Edward averted his face as Gilbert haltingly continued. ‘I was warned, you see, that if at any time I felt you weren’t safe, I should remove you,’ Gilbert said. He chewed at his inner cheek. ‘After the attack last evening, I think that time has come.’

‘What do you mean?’

‘Sir Roger suggested Berkeley Castle. It’s safer. It’s a pleasant place-’

Edward rasped, ‘It is a charmless hovel with views of bog and marsh. It has little to redeem it, most particularly as it is the seat of the Berkeley family.’

‘They’re honourable men.’

‘By their own lights. They are also allies of Mortimer. Lord de Berkeley is his son-in-law, and he is my sworn enemy.’

‘Sir Roger commands me to escort you there. I am sorry, these are my orders.’

‘What would the world be if a serf did not carry out his orders? Tell me: if you were ordered to kill me, would you obey that, too?’

‘My. . Please, I-’

‘Would you feel happier to thrust a knife into my bowels here? Now?’ Edward said, holding his hand to his belly. ‘If your esteemed Sir Roger, the traitor, were to command it, would you do his bidding?’

The steward stepped forward as though to protect him, but Edward waved him back.

‘He is honourable,’ Gilbert said miserably. ‘Murder would be-’

‘You think Mortimer has not considered such a contingency? He has thought of transporting me from Kenilworth, in which there are few who bear me ill-will, and instead install me in the castle of his friend and ally. I like this not, master. I consider this a most ungenerous suggestion. If I could guess, I would say that Berkeley is likely where I shall die.’

He spoke the truth. In his mind’s eye the castle of the Berkeleys was draped in a perpetual twilight, a foul black outline against the sky like a tomb. His tomb.

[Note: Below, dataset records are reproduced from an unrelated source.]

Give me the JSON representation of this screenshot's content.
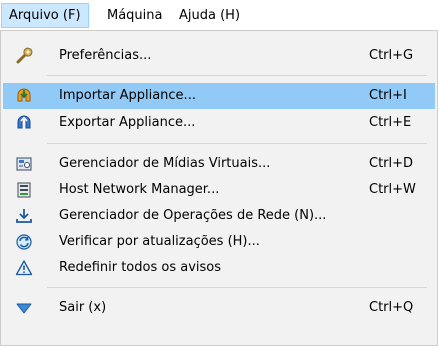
{
  "menubar": {
    "items": [
      {
        "label": "Arquivo (F)"
      },
      {
        "label": "Máquina"
      },
      {
        "label": "Ajuda (H)"
      }
    ]
  },
  "menu": {
    "items": [
      {
        "label": "Preferências...",
        "shortcut": "Ctrl+G",
        "icon": "wrench-icon"
      },
      {
        "label": "Importar Appliance...",
        "shortcut": "Ctrl+I",
        "icon": "import-appliance-icon",
        "highlighted": true
      },
      {
        "label": "Exportar Appliance...",
        "shortcut": "Ctrl+E",
        "icon": "export-appliance-icon"
      },
      {
        "label": "Gerenciador de Mídias Virtuais...",
        "shortcut": "Ctrl+D",
        "icon": "media-manager-icon"
      },
      {
        "label": "Host Network Manager...",
        "shortcut": "Ctrl+W",
        "icon": "host-network-icon"
      },
      {
        "label": "Gerenciador de Operações de Rede (N)...",
        "shortcut": "",
        "icon": "network-operations-icon"
      },
      {
        "label": "Verificar por atualizações (H)...",
        "shortcut": "",
        "icon": "check-updates-icon"
      },
      {
        "label": "Redefinir todos os avisos",
        "shortcut": "",
        "icon": "warning-icon"
      },
      {
        "label": "Sair (x)",
        "shortcut": "Ctrl+Q",
        "icon": "exit-icon"
      }
    ]
  },
  "colors": {
    "highlight": "#91c9f7",
    "menu_background": "#f2f2f2",
    "active_menubar": "#cce8ff"
  }
}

A thought struck him. ‘How did he know of the attack? Is he here?’

‘No. He is a day’s ride away, in Wales. But a strange thing happened two days ago. A man masquerading as a messenger came to the castle. He escaped before I could catch him, but I deemed it necessary to let Sir Roger know.’

Edward could have cursed. So Dolwyn had been seen! He tried to sound off-hand, but only succeeded in peevishness. ‘So, a man tried to harm me, and you’ll send me to the man who wishes me dead?’

‘You’ll be better guarded there than here.’

‘By the son-in-law of Sir Roger Mortimer himself. Yes, I will be well guarded. To the death.’

‘I shall ride to Berkeley with you, if it would please you.’

‘So, my gaoler and those whom he selects shall take me to my death. How reassuring!’

‘My lord,’ Gilbert coughed, ‘if it would help, is there someone I could have join us to protect you on the way? A man or two whom you would trust?’

Edward of Caernarfon passed a hand over his eyes. ‘Someone from our kingdom to protect me? Whom should I ask, I wonder.’

He went silent. There were two men who had proved their valour to him, out on that pasturage in Wales just before his capture: he saw his steward fall, his body cloven by a sword, he saw the men pounding towards him on their great destriers, and he saw the two who strove to get between him and his enemies. Two knights, one with the black beard that followed the line of his chin, the other with the serious eyes that watched so carefully.

He gave the guard their names: Sir Baldwin de Furnshill and Sir Ralph of Evesham. ‘If you can win these two men for my party, I shall agree to go wheresoever you wish to take me,’ he said.